Esclavage en Libye/ Le DP du journal Afrique Matin.Net: « Il faut de l’action au-delà de l’émotion ».
Par Léon SAKI – DP Afrique Matin. net
Aucune affirmation n’a autant marqué les africains que celle exprimée par Léopold Sédar Senghor dans son ouvrage ETHIOPIQUES: « L’émotion est nègre, comme la raison est hellène ». Nous avions, à l’époque scolaire et universitaire, mené des débats sur cette assertion et regretté que cela vienne d’un défenseur de la cause noire, l’apôtre de la négritude. Senghor avait réussi parfaitement à produire une onde de choc au sein de la communauté noire à travers cette formule réductrice.
Mais voilà que 78 ans après, elle refait surface en donnant la preuve irréductible de la fascination que le noir porte à l’émotion, ou du moins, de l’essence émotionnelle du nègre. Senghor a quitté ce monde en 2001 et depuis, la succession des événements qui se produisent dans le monde invite à se réinterroger, à nous rappeler d’une partie de cette formule qui nous intéresse: « L’émotion est nègre…». L’émotion, d’après la philosophie, peut se définir basiquement comme une manifestation de la vie affective, généralement accompagnée d’un état de conscience agréable ou pénible.
Dans tous les cas, c’est un état affectif qui momentanément fait surgir la joie, le bonheur, les passions… ou la tristesse, la mélancolie, le désarroi… Et il faut le noter, pendant des siècles, la raison a été opposée aux émotions considérées comme inférieures. D’ailleurs, de nombreux dictons découlent de cette conception, dont le plus célèbre est certainement celui de Blaise Pascal: « Le cœur a ses raisons que la raison ignore« .
On pourrait ainsi affirmer que l’émotion est un inducteur puissant d’humeur et le piège utilisé par tous les escrocs du monde notamment la Raison pour assujettir, corrompre et dominer.
Avec les attentats de Paris contre la rédaction de Charlie Hebdo ou le Bataclan, beaucoup de personnes ont dû voir la grande compassion manifestée par les Africains et leurs Chefs d’Etats à l’égard du peuple Français.
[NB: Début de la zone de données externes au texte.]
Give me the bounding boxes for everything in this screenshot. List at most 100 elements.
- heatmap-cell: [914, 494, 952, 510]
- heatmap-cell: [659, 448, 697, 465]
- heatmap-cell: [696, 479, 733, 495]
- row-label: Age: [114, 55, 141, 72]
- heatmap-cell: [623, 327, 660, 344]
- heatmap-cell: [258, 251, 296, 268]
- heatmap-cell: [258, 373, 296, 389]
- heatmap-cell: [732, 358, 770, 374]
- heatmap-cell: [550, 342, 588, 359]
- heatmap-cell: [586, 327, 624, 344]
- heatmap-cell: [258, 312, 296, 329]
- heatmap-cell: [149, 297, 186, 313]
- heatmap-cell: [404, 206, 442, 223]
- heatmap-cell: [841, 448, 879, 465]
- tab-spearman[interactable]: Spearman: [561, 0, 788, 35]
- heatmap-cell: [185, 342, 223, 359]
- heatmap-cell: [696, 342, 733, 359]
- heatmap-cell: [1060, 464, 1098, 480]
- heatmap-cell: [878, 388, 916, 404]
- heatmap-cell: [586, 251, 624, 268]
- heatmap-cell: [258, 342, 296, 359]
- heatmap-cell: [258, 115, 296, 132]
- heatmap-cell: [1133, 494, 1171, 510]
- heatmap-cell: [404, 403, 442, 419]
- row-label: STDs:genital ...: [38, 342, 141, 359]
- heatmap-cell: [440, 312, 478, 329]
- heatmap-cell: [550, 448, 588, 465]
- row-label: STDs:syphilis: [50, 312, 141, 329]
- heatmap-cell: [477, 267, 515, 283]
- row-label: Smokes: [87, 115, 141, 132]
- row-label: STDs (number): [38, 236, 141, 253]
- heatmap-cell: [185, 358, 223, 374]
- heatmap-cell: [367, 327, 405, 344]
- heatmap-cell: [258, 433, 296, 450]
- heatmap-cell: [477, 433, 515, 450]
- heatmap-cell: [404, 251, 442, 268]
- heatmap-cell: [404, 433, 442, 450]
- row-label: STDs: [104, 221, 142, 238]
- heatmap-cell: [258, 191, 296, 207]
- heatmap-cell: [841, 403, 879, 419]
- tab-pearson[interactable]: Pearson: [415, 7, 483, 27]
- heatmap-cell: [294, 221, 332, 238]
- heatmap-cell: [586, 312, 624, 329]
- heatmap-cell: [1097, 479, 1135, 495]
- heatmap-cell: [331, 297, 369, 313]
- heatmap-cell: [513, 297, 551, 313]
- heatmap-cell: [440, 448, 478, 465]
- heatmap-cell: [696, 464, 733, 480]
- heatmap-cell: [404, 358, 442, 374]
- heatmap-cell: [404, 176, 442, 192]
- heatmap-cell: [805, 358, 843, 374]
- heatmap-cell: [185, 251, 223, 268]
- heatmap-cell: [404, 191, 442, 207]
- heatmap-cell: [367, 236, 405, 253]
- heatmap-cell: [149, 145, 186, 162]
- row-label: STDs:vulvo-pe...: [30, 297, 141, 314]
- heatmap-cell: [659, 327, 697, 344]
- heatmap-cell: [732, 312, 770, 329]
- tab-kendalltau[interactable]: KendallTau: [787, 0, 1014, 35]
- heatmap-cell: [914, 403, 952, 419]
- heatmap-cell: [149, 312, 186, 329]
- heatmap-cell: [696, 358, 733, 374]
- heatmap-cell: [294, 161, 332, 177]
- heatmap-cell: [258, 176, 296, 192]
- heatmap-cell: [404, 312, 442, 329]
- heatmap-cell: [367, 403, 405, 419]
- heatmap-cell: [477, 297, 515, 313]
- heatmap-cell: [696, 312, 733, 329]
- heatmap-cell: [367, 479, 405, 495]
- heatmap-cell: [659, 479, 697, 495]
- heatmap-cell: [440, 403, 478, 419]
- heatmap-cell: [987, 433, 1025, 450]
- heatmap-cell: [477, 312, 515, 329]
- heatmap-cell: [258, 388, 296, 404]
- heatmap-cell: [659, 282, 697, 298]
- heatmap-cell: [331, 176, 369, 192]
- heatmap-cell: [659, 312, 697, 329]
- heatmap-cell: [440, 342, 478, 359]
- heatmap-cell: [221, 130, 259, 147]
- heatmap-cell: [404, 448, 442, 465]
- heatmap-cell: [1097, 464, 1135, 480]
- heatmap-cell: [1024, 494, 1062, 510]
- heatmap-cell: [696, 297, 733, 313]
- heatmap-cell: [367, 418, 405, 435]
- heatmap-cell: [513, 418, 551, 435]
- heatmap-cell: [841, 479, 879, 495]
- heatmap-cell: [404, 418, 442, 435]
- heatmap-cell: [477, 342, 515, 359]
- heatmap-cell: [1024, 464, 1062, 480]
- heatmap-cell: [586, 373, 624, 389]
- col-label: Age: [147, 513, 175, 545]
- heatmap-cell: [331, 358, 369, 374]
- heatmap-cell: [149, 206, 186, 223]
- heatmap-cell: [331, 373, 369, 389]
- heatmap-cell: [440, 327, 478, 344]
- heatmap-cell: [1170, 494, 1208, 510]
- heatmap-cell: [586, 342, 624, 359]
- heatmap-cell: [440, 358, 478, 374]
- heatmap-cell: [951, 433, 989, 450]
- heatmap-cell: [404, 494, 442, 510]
Guidés par notre degré élevé de l’émotion, nous avons exprimé notre solidarité à la Mère-patrie, parfois par des marches, parfois par des sanglots.
Le plus émouvant réside plus dans cette capacité à s’émouvoir que la volonté de passer à l’action contre toutes ces causes de notre émotion. Et pourtant, l’émotion associée à la volonté peut produire une merveilleuse action capable d’écrouler n’importe quel fardeau ou farce de la Raison. Aujourd’hui face à la tragédie de l’homme noire en Libye, à la traite négrière sous une autre forme, nous assistons à un vaste mouvement d’émotion sans plus.
Les Africains préfèrent mourir de compassion que de passer à des actions coercitives ou de réciprocité. Sur les réseaux sociaux, ils sont devenus les champions des paroles vaines sans aucune organisation des consciences pour des actions concrètes. Ils refusent d’être des KOFFI KOUASSI RICHARD, ce jeune homme qui a choisi la prison au désespoir de la maison. Pour voir les choses changer, il est temps d’agir; « Il faut de l’action au-delà de l’émotion ».